The Palma Ratio is an income inequality indicator proposed by Chilean economist José Gabriel Palma. It is calculated by dividing the share of national income held by the richest 10% of households by the share held by the poorest 40%. A Palma ratio of 1.0 means the top decile and the bottom four deciles receive equal shares of national income; higher values indicate greater inequality.
Palma's underlying empirical observation, developed in work circulated from around 2006 and published more formally in later papers, was that the income share of the "middle" deciles 5–9 tends to be remarkably stable across countries at roughly half of national income. Most of the cross-country variation in inequality therefore comes from how the remaining half is split between the top 10% and the bottom 40%. Focusing directly on that ratio, Palma argued, captures distributional politics more transparently than the Gini coefficient, which compresses the entire Lorenz curve into a single number and is relatively insensitive to changes at the tails.
The measure has been picked up by development economists and international organisations. Researchers at the UNDP, the Center for Global Development, and Oxfam have used it in analyses of inequality and the Sustainable Development Goals. During negotiations over the post-2015 development agenda, advocacy groups pressed for a Palma-based inequality target; SDG indicator 10.1.1 ultimately tracks growth of the bottom 40% rather than a Palma ratio directly, but the measure remains widely cited.

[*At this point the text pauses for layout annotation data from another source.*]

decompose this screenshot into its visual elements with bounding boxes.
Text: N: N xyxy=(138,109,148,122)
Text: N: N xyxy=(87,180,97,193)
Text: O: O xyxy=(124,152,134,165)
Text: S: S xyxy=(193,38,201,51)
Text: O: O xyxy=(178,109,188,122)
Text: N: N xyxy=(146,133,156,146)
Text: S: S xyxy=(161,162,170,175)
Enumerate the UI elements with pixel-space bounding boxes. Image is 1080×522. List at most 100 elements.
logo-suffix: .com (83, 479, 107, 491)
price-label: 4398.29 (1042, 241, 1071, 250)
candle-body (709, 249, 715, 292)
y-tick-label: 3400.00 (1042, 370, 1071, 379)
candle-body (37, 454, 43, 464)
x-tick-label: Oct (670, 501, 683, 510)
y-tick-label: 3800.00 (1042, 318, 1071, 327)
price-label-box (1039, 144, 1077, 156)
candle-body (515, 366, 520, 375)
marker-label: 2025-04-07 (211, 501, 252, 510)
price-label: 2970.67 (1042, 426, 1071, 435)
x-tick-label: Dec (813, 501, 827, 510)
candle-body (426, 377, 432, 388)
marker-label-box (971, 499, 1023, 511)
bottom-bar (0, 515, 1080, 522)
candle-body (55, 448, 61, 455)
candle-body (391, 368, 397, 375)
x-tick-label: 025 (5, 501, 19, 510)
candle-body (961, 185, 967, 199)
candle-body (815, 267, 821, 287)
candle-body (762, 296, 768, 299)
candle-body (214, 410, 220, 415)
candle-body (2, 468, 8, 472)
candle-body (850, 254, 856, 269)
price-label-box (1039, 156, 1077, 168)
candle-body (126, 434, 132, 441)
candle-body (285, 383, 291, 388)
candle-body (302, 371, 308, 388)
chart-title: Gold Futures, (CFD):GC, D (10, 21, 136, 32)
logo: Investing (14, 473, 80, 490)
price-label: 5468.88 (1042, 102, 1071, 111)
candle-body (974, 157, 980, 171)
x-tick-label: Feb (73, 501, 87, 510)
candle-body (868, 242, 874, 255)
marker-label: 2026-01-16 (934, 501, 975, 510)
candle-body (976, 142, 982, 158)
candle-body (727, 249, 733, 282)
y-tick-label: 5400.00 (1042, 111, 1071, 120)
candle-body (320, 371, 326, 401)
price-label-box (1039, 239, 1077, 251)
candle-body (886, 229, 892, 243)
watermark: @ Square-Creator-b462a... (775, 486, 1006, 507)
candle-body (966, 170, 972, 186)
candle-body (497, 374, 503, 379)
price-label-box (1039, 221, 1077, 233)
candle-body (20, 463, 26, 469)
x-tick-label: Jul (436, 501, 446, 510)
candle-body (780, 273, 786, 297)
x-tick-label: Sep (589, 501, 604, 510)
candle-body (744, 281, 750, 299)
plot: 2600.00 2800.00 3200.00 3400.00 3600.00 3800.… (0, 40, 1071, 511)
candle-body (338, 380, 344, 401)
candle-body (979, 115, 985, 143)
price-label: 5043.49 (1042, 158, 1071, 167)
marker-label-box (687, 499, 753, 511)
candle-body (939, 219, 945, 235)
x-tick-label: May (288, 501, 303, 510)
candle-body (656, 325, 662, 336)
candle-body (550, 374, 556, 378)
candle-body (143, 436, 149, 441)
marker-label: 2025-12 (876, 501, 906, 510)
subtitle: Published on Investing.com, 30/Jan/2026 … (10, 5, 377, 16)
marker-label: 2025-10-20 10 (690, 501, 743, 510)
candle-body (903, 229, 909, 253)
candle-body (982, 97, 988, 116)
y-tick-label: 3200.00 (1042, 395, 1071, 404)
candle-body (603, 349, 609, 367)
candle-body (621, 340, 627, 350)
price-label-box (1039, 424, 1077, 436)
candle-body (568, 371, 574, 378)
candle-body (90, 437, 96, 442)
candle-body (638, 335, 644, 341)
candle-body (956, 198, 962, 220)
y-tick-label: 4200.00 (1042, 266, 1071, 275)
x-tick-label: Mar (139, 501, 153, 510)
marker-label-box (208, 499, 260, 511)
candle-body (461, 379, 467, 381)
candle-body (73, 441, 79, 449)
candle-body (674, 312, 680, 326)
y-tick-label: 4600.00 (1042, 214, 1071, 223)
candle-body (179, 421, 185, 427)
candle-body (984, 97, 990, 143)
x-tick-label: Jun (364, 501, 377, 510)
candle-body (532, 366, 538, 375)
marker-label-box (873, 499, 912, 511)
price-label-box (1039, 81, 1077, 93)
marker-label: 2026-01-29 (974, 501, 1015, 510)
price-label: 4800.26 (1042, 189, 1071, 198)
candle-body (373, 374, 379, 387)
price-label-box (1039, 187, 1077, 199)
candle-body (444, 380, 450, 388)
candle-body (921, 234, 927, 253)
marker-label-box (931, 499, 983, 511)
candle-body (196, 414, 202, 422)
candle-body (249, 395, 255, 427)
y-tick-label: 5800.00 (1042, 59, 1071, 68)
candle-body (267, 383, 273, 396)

Typical values range from around 0.9–1.3 in highly egalitarian countries (e.g. several Nordic states) to above 5 in highly unequal economies in Southern Africa and parts of Latin America. Limitations include sensitivity to the underlying household survey, the exclusion of wealth, and the fact that top incomes are often under-reported in survey data compared with tax records.
Example
In its 2013 Humanity Divided report, the UNDP used the Palma ratio to compare inequality across developing countries, highlighting South Africa as an outlier with a ratio above 7.
Frequently asked questions
The Gini summarises the entire income distribution into one number and is most sensitive to changes around the middle, while the Palma focuses explicitly on the ratio between the top 10% and bottom 40%, where most cross-country variation actually occurs.